Die Oberin war eine beherzte Frau, sie sagte: „Ich gehe öffnen.“ Die Schwestern, ein wenig furchtsam, folgten ihr stumm. Sie schloß die Tür auf. Draußen stand ein Mann. Es war einer jener Kranken, der immer gespöttelt hatte über jede Andacht und alles Religiöse, die Oberin kannte ihn, und sie fragte etwas barsch: „Was wollen Sie? Hier ist Klausur.“

Der Mann nickte und hob seine Hände. „Was wollen Sie?“ wiederholte die Oberin milder.

Da streckte er seine Arme aus und die Oberin und die Schwestern sahen das wächserne Jesukindlein in seinen Händen liegen, die sich leicht gewölbt, wie schützend, um den Leib des Menschensohnes schlössen. „Ich habe gedacht, es sei Götzendienst“, sagte er, „und ich stahl die Figur während des Abendessens. Aber dann fand ich keine Ruhe. Als spräche das Kindlein zu mir, so war's. Es wollte wieder in seine Krippe. Ich habe es auch hineingelegt. Aber das war nicht genug. Ich mußte es noch einmal holen gehen und hierher tragen.“ Er hielt den Schwestern das Kindlein hin.
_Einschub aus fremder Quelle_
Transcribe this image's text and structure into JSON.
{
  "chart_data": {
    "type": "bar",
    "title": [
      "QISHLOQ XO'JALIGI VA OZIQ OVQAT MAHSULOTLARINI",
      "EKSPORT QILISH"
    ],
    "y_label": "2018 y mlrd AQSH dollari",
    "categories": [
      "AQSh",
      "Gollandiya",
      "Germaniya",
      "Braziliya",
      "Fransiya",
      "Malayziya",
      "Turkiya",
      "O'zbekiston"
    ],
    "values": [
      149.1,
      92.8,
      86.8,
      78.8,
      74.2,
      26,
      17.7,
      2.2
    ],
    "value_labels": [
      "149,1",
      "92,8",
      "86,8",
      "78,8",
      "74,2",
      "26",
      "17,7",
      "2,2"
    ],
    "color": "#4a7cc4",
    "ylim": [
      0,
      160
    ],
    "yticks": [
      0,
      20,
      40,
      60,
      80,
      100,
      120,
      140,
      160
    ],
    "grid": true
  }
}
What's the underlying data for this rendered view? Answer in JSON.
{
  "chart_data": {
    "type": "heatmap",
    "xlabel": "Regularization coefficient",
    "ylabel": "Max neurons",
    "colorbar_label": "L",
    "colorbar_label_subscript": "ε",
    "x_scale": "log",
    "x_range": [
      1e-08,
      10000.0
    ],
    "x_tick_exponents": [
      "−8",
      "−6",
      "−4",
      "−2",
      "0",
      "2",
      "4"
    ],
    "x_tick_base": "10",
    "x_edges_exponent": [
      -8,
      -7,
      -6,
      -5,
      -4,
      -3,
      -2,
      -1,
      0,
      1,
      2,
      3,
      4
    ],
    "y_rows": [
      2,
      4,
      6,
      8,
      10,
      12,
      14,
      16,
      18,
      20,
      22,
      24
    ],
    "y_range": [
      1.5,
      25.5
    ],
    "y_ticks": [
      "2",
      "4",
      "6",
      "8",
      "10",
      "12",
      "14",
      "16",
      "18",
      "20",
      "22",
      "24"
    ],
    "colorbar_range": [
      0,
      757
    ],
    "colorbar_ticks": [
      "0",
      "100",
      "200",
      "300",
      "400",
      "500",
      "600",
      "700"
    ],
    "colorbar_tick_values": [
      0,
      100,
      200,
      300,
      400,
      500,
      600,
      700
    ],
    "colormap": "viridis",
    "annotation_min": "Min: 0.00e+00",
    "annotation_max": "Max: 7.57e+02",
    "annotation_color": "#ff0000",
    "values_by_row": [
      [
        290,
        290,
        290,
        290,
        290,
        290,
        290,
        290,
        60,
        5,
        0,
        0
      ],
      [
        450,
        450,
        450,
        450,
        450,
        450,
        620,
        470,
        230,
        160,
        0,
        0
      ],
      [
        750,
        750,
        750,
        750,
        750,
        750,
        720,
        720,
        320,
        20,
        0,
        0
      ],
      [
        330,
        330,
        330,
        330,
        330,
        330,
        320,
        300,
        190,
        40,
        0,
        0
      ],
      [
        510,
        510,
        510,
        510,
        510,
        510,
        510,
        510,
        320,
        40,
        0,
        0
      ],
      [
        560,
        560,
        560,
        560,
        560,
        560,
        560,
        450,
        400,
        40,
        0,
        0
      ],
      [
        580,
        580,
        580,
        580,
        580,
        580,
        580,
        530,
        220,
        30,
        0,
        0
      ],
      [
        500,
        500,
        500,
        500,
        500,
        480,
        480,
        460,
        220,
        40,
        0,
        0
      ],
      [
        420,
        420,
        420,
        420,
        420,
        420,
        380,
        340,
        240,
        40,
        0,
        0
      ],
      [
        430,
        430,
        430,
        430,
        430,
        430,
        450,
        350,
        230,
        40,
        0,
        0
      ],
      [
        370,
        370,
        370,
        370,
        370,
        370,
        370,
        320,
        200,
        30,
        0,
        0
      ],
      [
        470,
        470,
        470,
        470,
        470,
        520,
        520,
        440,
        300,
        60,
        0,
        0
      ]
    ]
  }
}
Die Oberin zögerte, das Wachsbild zu nehmen, eine nie gekannte Scheu befiel sie. Dann aber ergriff sie es und barg es an ihrer Brust. Sie spürte ihre Augen naß werden, aber sie beherrschte sich und vermochte die Tränen zu stillen, bevor sie noch geflossen waren. Und als ob ein anderer, ein Höherer aus ihr spräche, kam es ihr vor, als sie sagte: „Wir werden das Jesukind heute wieder im Neubau zur Ruhe legen. Morgen erst soll es in unserem Heim schlafen.“

So gingen sie zurück nach dem Schwesternzimmer des Neubaues. Der Mann leuchtete ihnen mit der Laterne, und ihr Gesang, zu Anfang schwankend, noch im Banne des leisen Schreckens, der sie erfaßt hatte, erhob sich dann klar und jubelnd in der Winternacht. Und als sie das Jesulein in seine Krippe gelegt und sich niederknieten, um ihr Gebet zu verrichten, hielt es auch der Mann so, und sie wollten ihn nicht von sich weisen, nur aus dem Grunde, weil bei ihrer Andacht etwa noch ein Priester hätte anwesend sein dürfen, sonst niemand. Aber heute hatte Gott zu ihnen gesprochen durch den Mund eines Sünders, der nun bekehrt war, und sie hatten Ihn gehört und waren voll des Glaubens an neue Wunder, die Er noch tun wollte bis ans Ende ihrer Tage, und sei es nur das eine: daß Sein Sohn im Stall zu Bethlehem geboren werde, wie immer Jahr um Jahr.